Everybody has different tastes and preferences. I like to encourage my students to experiment and find out what works for them. Here are a few guidelines to help you:
Electric Guitar Strings: Strings come in sets such as 8's, 9's, 10's etc... in general I would recommend 9's. Overall 9's are a good place to start. I would especially recommend these for someone who doesn't know what they want. By the way, 9's refer to the gauge or the thickness of the string. There are all types of brands of strings and in my opinion all are pretty good I mean to say its pretty hard to make a crappy string. I prefer the brand Ernie Ball. In trying to find what works for me, I settled on 10's. I have small hands and 11's are a little too much for me. The general idea is that the thicker the gauge the fatter the tone, however thicker gauge strings are harder to play on, and also harder to bend. Ultimately, its a toss-up. You have to decide what kind of music you want to play and what type of tone you want to have. For heavy metal, you might want to try heavy gauge strings because they tend to be good for tuning low. The general rule for this is: "for lower tunings use heavier gauged strings" For country lead, you would probably want a light gauge such as 9's or 10's in order to get that chicken pickin', twangy, country sound. These guidelines aren't set in stone, but they are what most professional players do. Overall, you have to figure out what works for you.
For acoustic guitar strings I personally wouldnt use any set lower than 11's. When dealing with acoustic guitars one generally wants to use a higher gauge string set than they would on an electric guitar because thinner gauges on acoustic guitars do not resonate as well nor sound as pronounced. That is thinner gauges on an acoustic guitar sound, well, thinner. (pun intended)

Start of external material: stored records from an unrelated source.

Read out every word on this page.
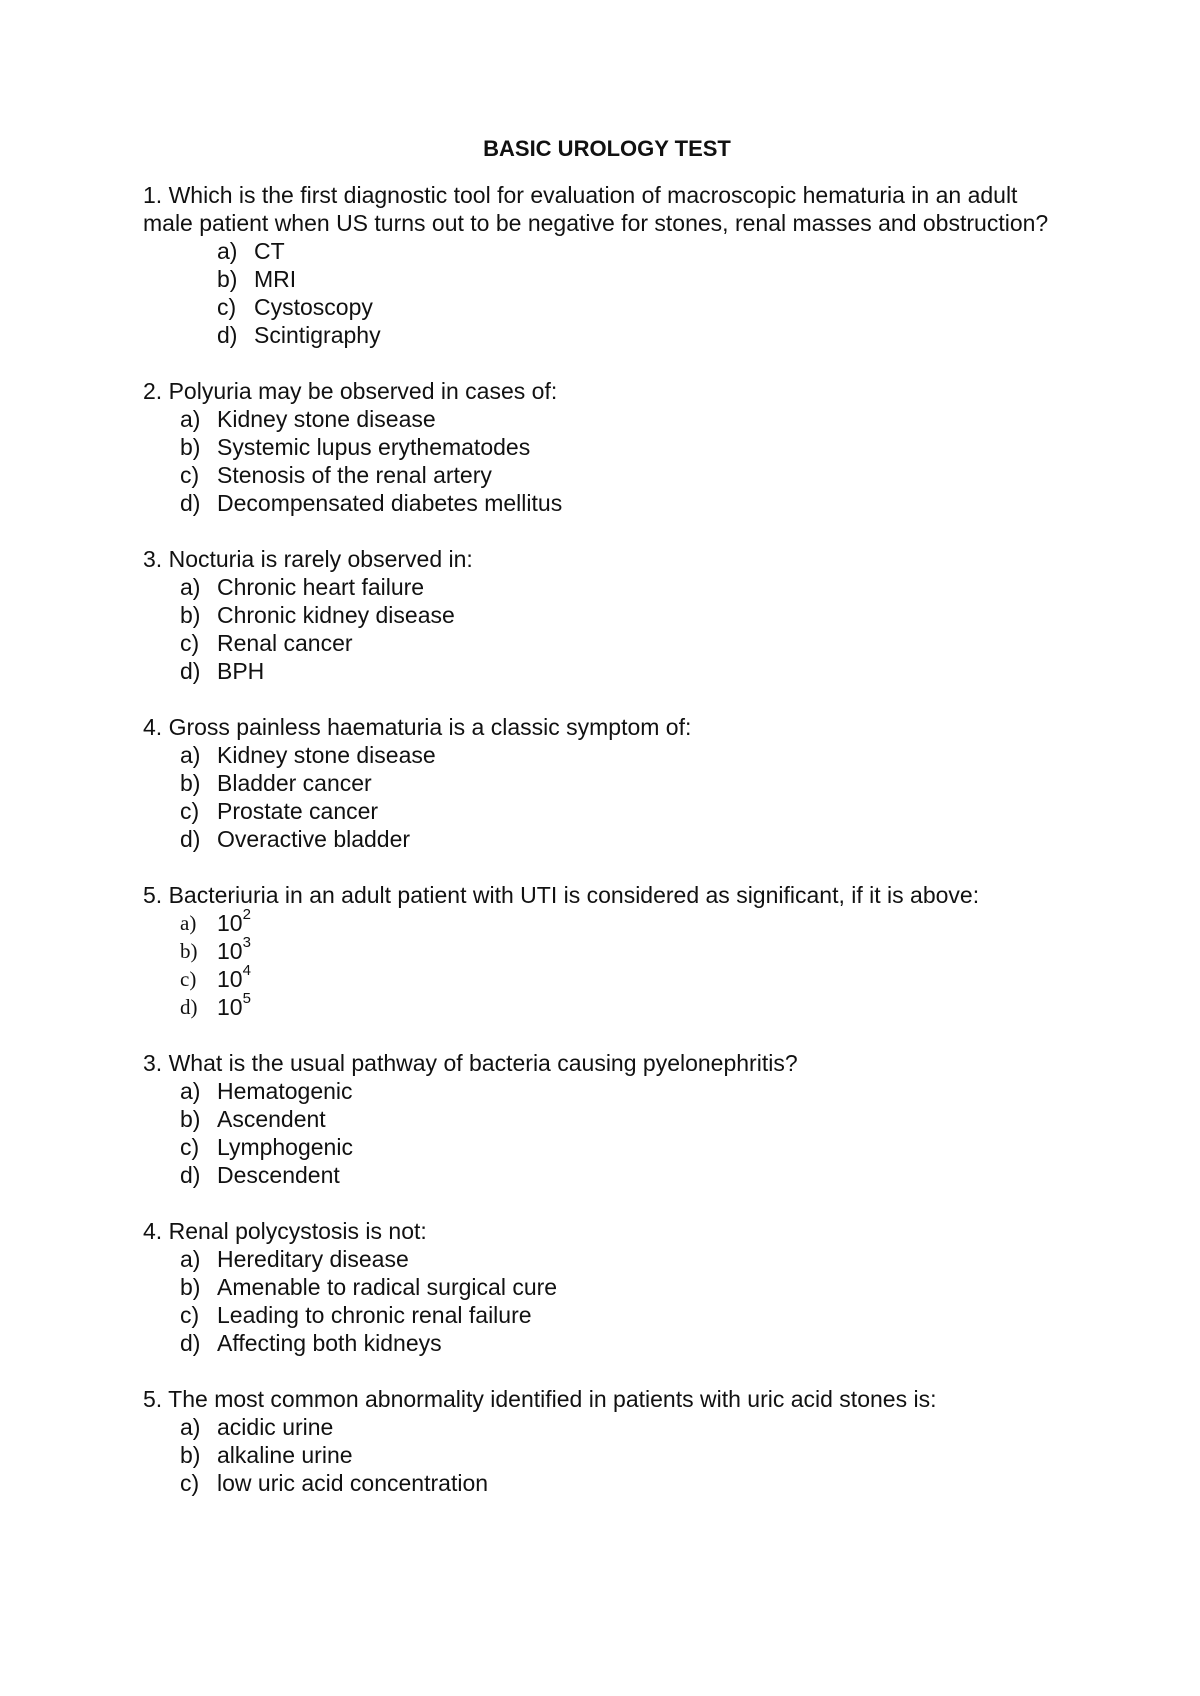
BASIC UROLOGY TEST

1. Which is the first diagnostic tool for evaluation of macroscopic hematuria in an adult male patient when US turns out to be negative for stones, renal masses and obstruction?

a) CT
b) MRI
c) Cystoscopy
d) Scintigraphy

2. Polyuria may be observed in cases of:

a) Kidney stone disease
b) Systemic lupus erythematodes
c) Stenosis of the renal artery
d) Decompensated diabetes mellitus

3. Nocturia is rarely observed in:

a) Chronic heart failure
b) Chronic kidney disease
c) Renal cancer
d) BPH

4. Gross painless haematuria is a classic symptom of:

a) Kidney stone disease
b) Bladder cancer
c) Prostate cancer
d) Overactive bladder

5. Bacteriuria in an adult patient with UTI is considered as significant, if it is above:

a) $10^2$
b) $10^3$
c) $10^4$
d) $10^5$

3. What is the usual pathway of bacteria causing pyelonephritis?

a) Hematogenic
b) Ascendent
c) Lymphogenic
d) Descendent

4. Renal polycystosis is not:

a) Hereditary disease
b) Amenable to radical surgical cure
c) Leading to chronic renal failure
d) Affecting both kidneys

5. The most common abnormality identified in patients with uric acid stones is:

a) acidic urine
b) alkaline urine
c) low uric acid concentration
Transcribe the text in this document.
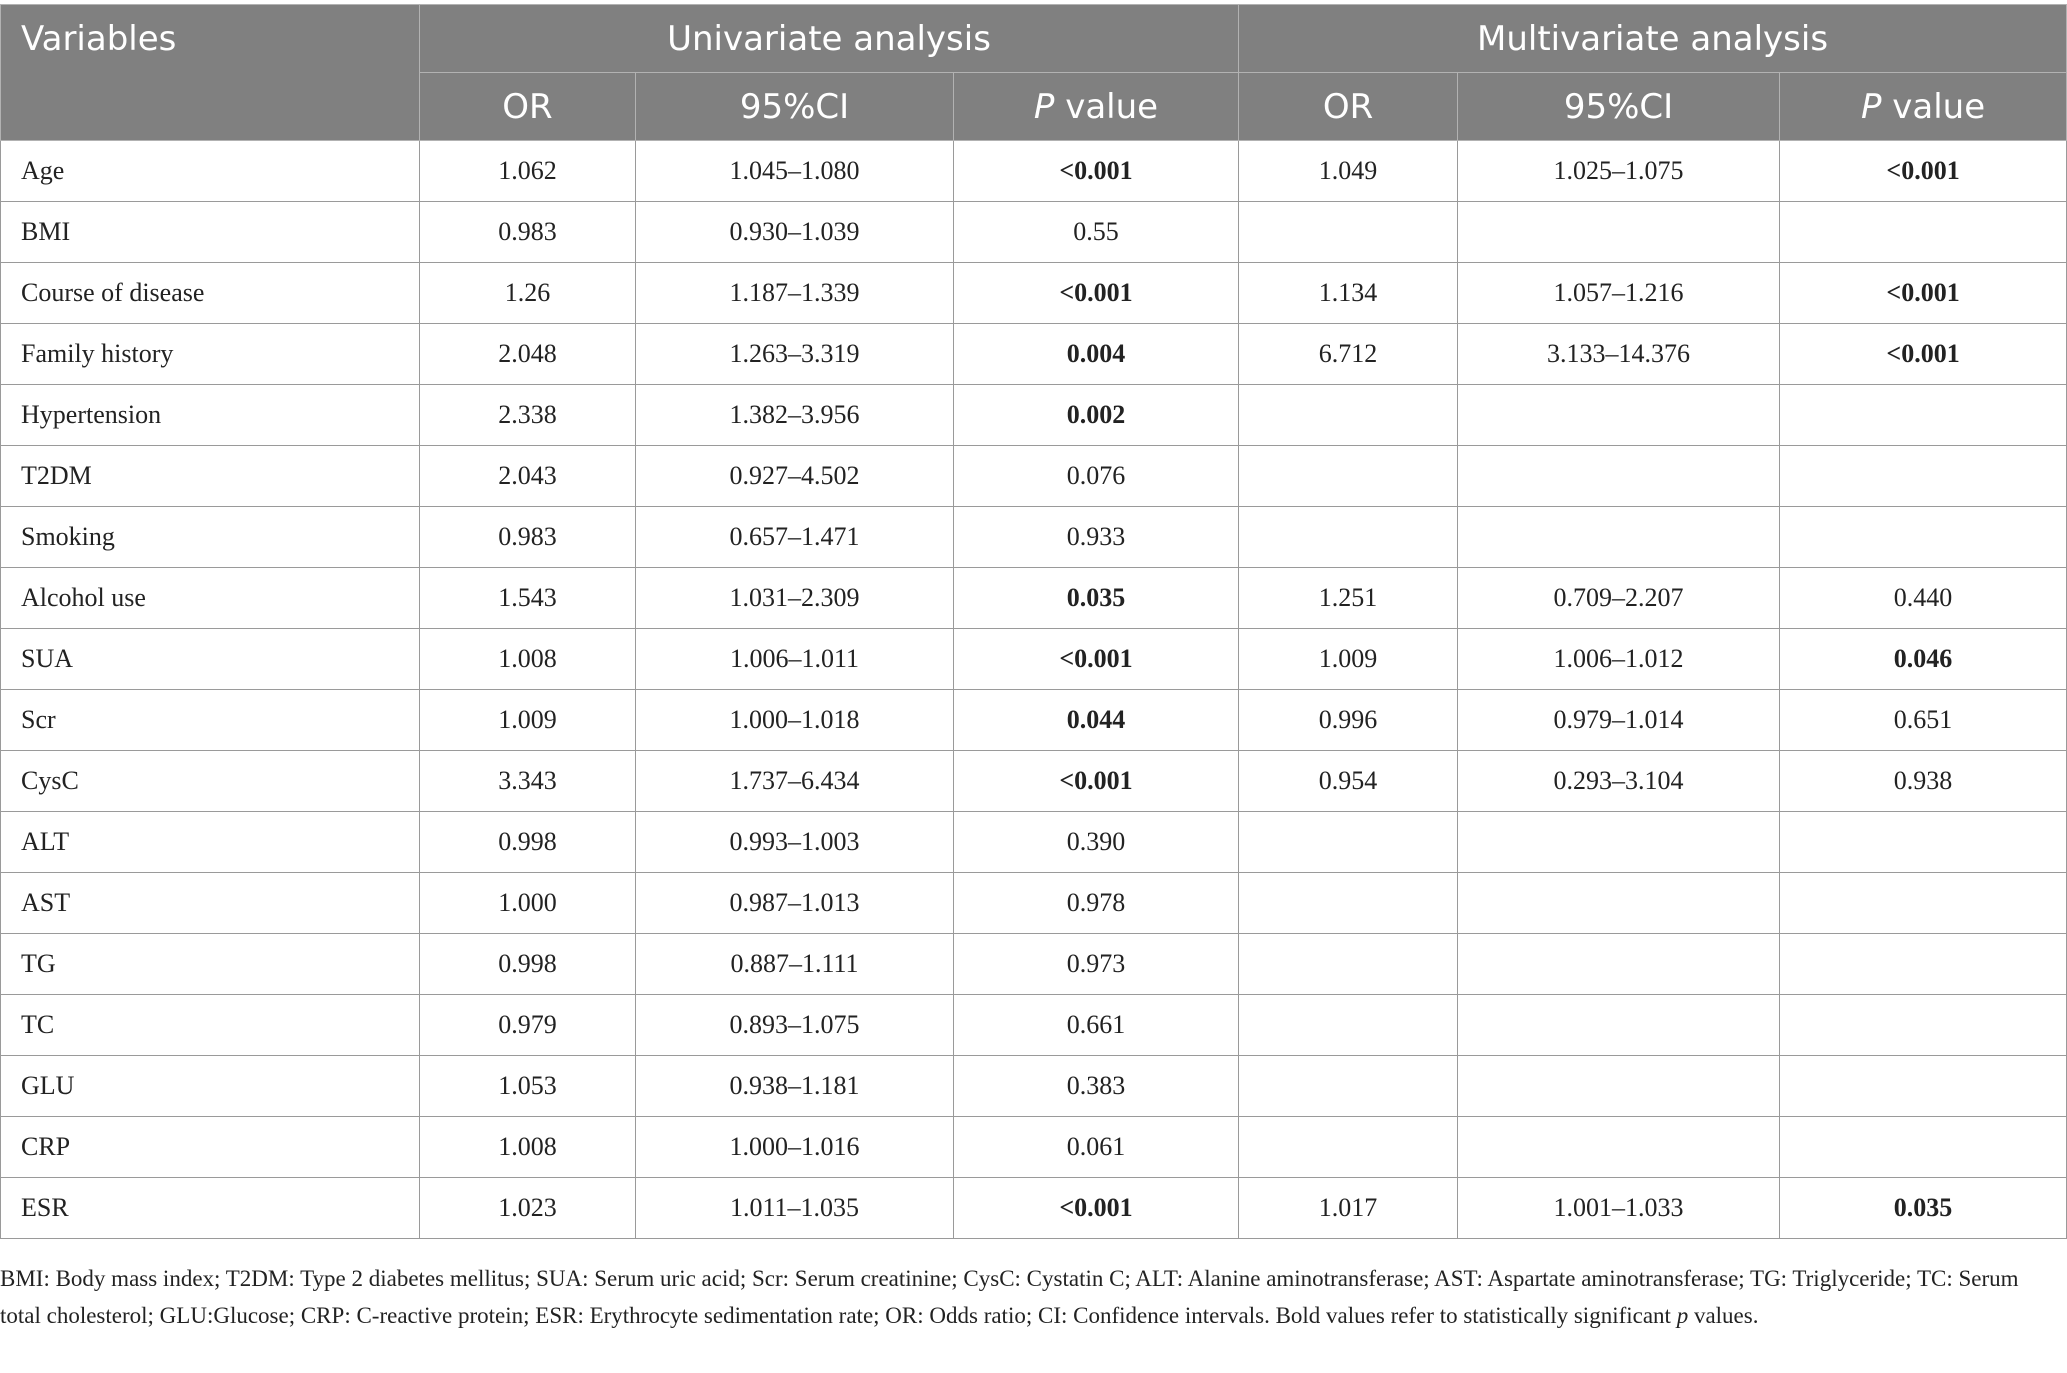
Variables	Univariate analysis			Multivariate analysis		
	OR	95%CI	P value	OR	95%CI	P value
Age	1.062	1.045–1.080	<0.001	1.049	1.025–1.075	<0.001
BMI	0.983	0.930–1.039	0.55			
Course of disease	1.26	1.187–1.339	<0.001	1.134	1.057–1.216	<0.001
Family history	2.048	1.263–3.319	0.004	6.712	3.133–14.376	<0.001
Hypertension	2.338	1.382–3.956	0.002			
T2DM	2.043	0.927–4.502	0.076			
Smoking	0.983	0.657–1.471	0.933			
Alcohol use	1.543	1.031–2.309	0.035	1.251	0.709–2.207	0.440
SUA	1.008	1.006–1.011	<0.001	1.009	1.006–1.012	0.046
Scr	1.009	1.000–1.018	0.044	0.996	0.979–1.014	0.651
CysC	3.343	1.737–6.434	<0.001	0.954	0.293–3.104	0.938
ALT	0.998	0.993–1.003	0.390			
AST	1.000	0.987–1.013	0.978			
TG	0.998	0.887–1.111	0.973			
TC	0.979	0.893–1.075	0.661			
GLU	1.053	0.938–1.181	0.383			
CRP	1.008	1.000–1.016	0.061			
ESR	1.023	1.011–1.035	<0.001	1.017	1.001–1.033	0.035

BMI: Body mass index; T2DM: Type 2 diabetes mellitus; SUA: Serum uric acid; Scr: Serum creatinine; CysC: Cystatin C; ALT: Alanine aminotransferase; AST: Aspartate aminotransferase; TG: Triglyceride; TC: Serum total cholesterol; GLU:Glucose; CRP: C-reactive protein; ESR: Erythrocyte sedimentation rate; OR: Odds ratio; CI: Confidence intervals. Bold values refer to statistically significant p values.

For picks I like to use Dunlop Tortex .88mm sharp. I encourage you to experiment and see what works for you, picks are cheap so go and get a variety of them. Try different thickness's and shapes. I like to use thick picks because they do not bend. I don't like them to bend because its harder to control. To me thin picks give a boingy sound. I read this in an issue of guitar player and found that I agreed with this.